FAHBench is the official Folding@Home GPU benchmark that measures the compute performance of GPUs for Folding@Home.
Note: FAHBench will not work on the Intel integrated HDxxxx graphics cards since cl_khr_fp64 is not supported. The Intel CPUs works fine.
Current release 1.2.0 – May/06/2013
Windows: Download Link (You must agree to Disclaimer on the bottom)
-Updated to use OpenMM 5.1 with significantly faster speed
-Accuracy checking disabled by default on GUI (enabled by default on Command Line mode)
-Stress Test option to do a very large number of steps
-Made the errors due to CUDA JIT compilation more descriptive
-Added a stress test option (1 million steps)
-Now checks for NaNs at the end and only once every 50000 steps for stress test
-Added performance estimate to progress counter
-Added FAHBench GUI
-Now available on github under GPL:
-To invoke the GUI, just double click or run FAHBench.exe
-To invoke the CLI,
FAHBench.exe --help provides a list of available options
FAHBench.exe -deviceId 0 -platform OpenCL -precision single
Uses the OpenCL platform on the 0th (0-indexed) device, in single precision mode
Yutong Zhao (proteneer at gmail)
MSVC 10 Redistributables
–Latest NVIDIA/ATI/Intel Drivers. Note that Intel OpenCL SDK Drivers must be from the 2013 Beta.
–CUDA 5.0 SDK
–MSVS 2010 Express
–Path to cl.exe defined in PATH environment variable
It is fairly easy to test your own modifications the source code. Though do note that the GPU code in OpenMM is licensed under LGPL, which means that you must be able to provide us (the OpenMM developers) changes to the source code upon request.
1. Download the latest OpenMM from the repo
2. Build the projects OpenMM OpenMMSerialization OpenMMCUDA OpenMMOpenCL using CMake and VS2010
3. Replace the .dlls in the FAHBench folder with your own
The requirement on compilation with VS2010 is mandatory! Microsoft’s C and C++ Runtimes are generally not binary compatible. Also, it is not recommended to directly use FAHBench to ensure accuracy. OpenMM has its own suite of detailed unit tests that can pinpoint problems much easier.
Special thanks to Jesse_V and others in #fah for designing the icon!

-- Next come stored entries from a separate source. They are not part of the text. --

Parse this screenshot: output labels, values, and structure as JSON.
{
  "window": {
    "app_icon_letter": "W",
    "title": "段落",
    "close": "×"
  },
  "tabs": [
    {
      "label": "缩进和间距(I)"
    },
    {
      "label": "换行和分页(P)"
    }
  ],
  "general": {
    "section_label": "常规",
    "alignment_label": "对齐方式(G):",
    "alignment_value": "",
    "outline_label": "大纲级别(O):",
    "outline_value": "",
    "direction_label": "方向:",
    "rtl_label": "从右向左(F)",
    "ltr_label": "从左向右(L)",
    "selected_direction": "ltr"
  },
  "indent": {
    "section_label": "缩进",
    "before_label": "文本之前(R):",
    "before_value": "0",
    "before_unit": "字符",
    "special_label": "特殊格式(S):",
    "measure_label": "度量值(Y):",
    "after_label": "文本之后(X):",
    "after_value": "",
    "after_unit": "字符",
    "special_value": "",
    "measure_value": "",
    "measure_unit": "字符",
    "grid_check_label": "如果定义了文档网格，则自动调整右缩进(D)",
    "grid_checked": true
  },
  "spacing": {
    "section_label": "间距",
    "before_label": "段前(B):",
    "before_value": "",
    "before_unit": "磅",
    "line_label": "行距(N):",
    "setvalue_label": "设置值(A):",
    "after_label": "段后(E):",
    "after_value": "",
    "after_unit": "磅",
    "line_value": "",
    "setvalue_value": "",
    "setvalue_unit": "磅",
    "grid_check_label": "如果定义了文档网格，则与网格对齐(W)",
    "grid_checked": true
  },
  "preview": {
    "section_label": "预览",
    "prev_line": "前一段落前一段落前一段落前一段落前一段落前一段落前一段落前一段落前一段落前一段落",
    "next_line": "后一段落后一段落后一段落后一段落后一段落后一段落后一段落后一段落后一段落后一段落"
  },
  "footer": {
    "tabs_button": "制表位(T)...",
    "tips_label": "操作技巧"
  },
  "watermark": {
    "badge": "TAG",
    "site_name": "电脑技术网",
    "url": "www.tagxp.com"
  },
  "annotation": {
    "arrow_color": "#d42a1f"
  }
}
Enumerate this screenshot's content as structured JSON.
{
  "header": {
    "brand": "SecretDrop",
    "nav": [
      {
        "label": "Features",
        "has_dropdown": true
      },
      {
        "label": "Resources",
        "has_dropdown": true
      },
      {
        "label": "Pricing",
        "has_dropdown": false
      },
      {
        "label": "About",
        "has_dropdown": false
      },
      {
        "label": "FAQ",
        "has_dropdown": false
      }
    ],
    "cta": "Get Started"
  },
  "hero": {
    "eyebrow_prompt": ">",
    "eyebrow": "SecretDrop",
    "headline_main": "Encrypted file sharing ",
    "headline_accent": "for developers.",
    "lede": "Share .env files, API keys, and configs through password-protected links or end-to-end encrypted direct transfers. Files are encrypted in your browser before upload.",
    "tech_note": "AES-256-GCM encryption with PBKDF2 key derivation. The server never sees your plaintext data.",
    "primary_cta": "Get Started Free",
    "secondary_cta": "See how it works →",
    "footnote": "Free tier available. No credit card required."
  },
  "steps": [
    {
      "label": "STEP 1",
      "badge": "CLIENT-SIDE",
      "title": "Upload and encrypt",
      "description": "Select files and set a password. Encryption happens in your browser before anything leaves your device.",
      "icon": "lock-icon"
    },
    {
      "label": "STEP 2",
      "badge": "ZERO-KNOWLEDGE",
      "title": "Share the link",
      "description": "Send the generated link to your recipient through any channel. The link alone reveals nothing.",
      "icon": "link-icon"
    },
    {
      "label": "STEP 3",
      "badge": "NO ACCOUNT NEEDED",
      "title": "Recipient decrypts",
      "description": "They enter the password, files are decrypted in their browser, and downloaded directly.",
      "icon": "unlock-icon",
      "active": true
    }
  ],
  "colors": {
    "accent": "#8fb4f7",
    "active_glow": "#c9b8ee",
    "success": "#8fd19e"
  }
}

Q: Titan doesn’t work on the OpenCL platform?
A: We’re waiting on NVIDIA to update their OpenCL drivers. However, the CUDA platform should work fine.
Q: Does the OpenCL platforms work only for ATI cards?
A: OpenCL works for all OpenCL compatible devices, and this includes NVIDIA, ATI, and Intel provided you have the right drivers.
Q: I get an error: “The program can’t start because MSVCP100.dll is missing from your computer. Try reinstalling the program to fix this problem.”
A: Please download the VC2010 C redistributables (link above)
Q: My X (Intel,ATI,NVIDIA) cards crash
A: Absolutely make sure you have the latest drivers!
Q: Why does the CUDA platform have so many dependencies?
A: We use a Just-In-Time compilation scheme, and CUDA doesn’t support JIT yet. So we mimic JIT by means of using nvcc, which in turn, depends on cl.exe
Q: How do I do multi-GPU benchmarks?
A: This is only supported in the CLI mode. Delimit deviceId argument with a ‘,’, ie. -deviceId 0,1 to use both devices 0 and 1.
IN NO EVENT SHALL THE AUTHORS BE LIABLE TO ANY PARTY FOR DIRECT, INDIRECT, SPECIAL, INCIDENTAL, OR CONSEQUENTIAL DAMAGES, INCLUDING LOST PROFITS, ARISING OUT OF THE USE OF THIS SOFTWARE AND ITS DOCUMENTATION, EVEN IF STANFORD UNIVERSITY HAS BEEN ADVISED OF THE POSSIBILITY OF SUCH DAMAGE. THE AUTHORS SPECIFICALLY DISCLAIMS ANY WARRANTIES, INCLUDING, BUT NOTLIMITED TO, THE IMPLIED WARRANTIES OF MERCHANTABILITY AND FITNESS FOR A PARTICULAR PURPOSE. THE SOFTWARE AND ACCOMPANYING DOCUMENTATION PROVIDED HEREUNDER IS PROVIDED "AS IS". THE AUTHORS AND STANFORD UNIVERSITY HAS NO OBLIGATION TO PROVIDE MAINTENANCE, SUPPORT, UPDATES, ENHANCEMENTS, OR MODIFICATIONS.